To create SAHI dataset of small images run:

python ./kelp/data_prep/ \
    --data_dir=data/raw/train \
    --metadata_fp=data/processed/train_val_test_dataset.parquet \
    --output_dir=data/processed/sahi \
    --image_size=128 \


To run SAHI training run:

python ./kelp/nn/training/ \
    --data_dir data/processed/sahi \
    --output_dir mlruns \
    --metadata_fp data/processed/sahi/sahi_train_val_test_dataset.parquet \
    --dataset_stats_fp data/processed/2023-12-31T20:30:39-stats-fill_value=nan-mask_using_qa=True-mask_using_water_mask=True.json \
    --cv_split $(FOLD_NUMBER) \
    --batch_size 32 \
    --num_workers 4 \
    --bands R,G,B,SWIR,NIR,QA,DEM \
    --image_size 320 \
    --resize_strategy resize \
    --interpolation nearest \
    --fill_missing_pixels_with_torch_nan True \
    --mask_using_qa True \
    --mask_using_water_mask True \
    --use_weighted_sampler True \
    --samples_per_epoch 10240 \
    --has_kelp_importance_factor 3 \
    --kelp_pixels_pct_importance_factor 0.2 \
    --qa_ok_importance_factor 0 \
    --qa_corrupted_pixels_pct_importance_factor -1 \
    --almost_all_water_importance_factor 0.5 \
    --dem_nan_pixels_pct_importance_factor 0.25 \
    --dem_zero_pixels_pct_importance_factor -1 \
    --normalization_strategy quantile \
    --architecture unet \
    --encoder tu-efficientnet_b5 \
    --pretrained True \
    --encoder_weights imagenet \
    --lr 3e-4 \
    --optimizer adamw \
    --weight_decay 1e-4 \
    --loss dice \
    --monitor_metric val/dice \
    --save_top_k 1 \
    --early_stopping_patience 50 \
    --precision 16-mixed \
    --epochs 10 \
    --swa False \
    --sahi True


To run model prediction on selected directory of images run:

python ./kelp/nn/inference/ \
    --data_dir=data/raw/splits/split_8/images \
    --dataset_stats_dir=data/processed \
    --output_dir=data/predictions/sahi-split=8 \
    --run_dir=mlruns/567580247645556359/5691fc348f874ffdb2fc6c9616e11246 \
    --decision_threshold=0.48 \
    --sahi_tile_size=128 \

Note: The crop resize strategy including image_size will be resolved at runtime using original training config.

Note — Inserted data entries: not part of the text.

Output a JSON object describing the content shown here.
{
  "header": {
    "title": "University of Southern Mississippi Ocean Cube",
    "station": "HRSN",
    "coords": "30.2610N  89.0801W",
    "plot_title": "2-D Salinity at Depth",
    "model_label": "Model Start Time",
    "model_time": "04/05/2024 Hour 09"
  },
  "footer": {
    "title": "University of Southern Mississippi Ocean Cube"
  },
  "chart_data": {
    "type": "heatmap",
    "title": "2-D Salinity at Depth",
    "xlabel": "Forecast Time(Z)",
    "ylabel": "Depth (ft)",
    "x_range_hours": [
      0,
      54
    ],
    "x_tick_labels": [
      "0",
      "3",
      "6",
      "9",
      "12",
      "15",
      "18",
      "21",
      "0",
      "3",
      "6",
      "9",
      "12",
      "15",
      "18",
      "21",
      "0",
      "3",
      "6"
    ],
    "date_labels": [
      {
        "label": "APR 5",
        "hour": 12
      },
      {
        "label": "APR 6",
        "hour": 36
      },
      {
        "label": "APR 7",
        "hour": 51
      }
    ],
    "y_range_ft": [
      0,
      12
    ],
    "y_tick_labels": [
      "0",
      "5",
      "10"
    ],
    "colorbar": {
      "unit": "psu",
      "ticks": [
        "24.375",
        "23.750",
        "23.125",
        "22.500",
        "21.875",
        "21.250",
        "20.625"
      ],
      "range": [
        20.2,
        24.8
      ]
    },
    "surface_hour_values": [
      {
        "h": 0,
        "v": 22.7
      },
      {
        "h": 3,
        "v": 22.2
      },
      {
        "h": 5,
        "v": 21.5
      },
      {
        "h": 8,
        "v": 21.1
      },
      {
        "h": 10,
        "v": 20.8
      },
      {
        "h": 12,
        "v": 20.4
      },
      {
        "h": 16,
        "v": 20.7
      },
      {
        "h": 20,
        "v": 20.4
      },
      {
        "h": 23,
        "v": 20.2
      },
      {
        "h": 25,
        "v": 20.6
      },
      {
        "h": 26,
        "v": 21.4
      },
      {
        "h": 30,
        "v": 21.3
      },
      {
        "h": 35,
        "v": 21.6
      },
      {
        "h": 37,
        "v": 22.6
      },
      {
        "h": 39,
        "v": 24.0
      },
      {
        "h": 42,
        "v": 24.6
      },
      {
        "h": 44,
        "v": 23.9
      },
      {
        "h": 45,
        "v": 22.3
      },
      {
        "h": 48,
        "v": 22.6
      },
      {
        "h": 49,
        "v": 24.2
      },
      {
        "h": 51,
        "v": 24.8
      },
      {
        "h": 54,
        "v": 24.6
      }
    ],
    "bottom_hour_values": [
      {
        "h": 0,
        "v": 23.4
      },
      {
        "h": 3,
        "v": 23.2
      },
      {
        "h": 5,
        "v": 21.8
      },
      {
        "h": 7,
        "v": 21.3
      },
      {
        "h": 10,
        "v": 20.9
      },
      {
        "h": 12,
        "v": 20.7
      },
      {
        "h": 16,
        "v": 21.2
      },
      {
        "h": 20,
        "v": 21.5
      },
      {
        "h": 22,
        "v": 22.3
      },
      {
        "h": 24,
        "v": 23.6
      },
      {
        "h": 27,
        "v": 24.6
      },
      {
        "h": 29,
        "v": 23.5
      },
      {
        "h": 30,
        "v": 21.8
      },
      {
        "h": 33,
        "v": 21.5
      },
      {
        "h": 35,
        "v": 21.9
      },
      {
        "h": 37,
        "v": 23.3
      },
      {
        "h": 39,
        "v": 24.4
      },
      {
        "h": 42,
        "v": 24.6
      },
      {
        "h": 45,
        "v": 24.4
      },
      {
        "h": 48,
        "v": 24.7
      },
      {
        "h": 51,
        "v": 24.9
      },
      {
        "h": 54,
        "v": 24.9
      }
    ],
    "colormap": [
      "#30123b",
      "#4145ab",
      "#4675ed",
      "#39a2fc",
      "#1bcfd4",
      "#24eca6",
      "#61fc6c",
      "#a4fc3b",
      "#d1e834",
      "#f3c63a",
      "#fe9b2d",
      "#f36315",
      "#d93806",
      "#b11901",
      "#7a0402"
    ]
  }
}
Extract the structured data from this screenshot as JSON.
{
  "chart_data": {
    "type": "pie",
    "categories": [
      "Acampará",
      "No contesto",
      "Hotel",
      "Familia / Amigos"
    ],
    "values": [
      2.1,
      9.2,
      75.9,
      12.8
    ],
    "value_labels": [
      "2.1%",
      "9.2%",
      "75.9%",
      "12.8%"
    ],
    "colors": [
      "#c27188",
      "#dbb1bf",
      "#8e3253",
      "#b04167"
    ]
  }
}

To make a submission file:

python ./kelp/nn/inference/
    --data_dir=data/raw/test/images \
    --dataset_stats_dir=data/processed \
    --output_dir=data/submissions/sahi \
    --run_dir=mlruns/567580247645556359/5691fc348f874ffdb2fc6c9616e11246 \
    --precision=bf16-mixed \
    --decision_threshold=0.48 \
    --preview_submission \
    --preview_first_n=10 \
    --sahi_tile_size=128 \


Best model trained on 128x128 crops with 320x320 resize and nearest interpolation resulted in public LB score of: 0.6848.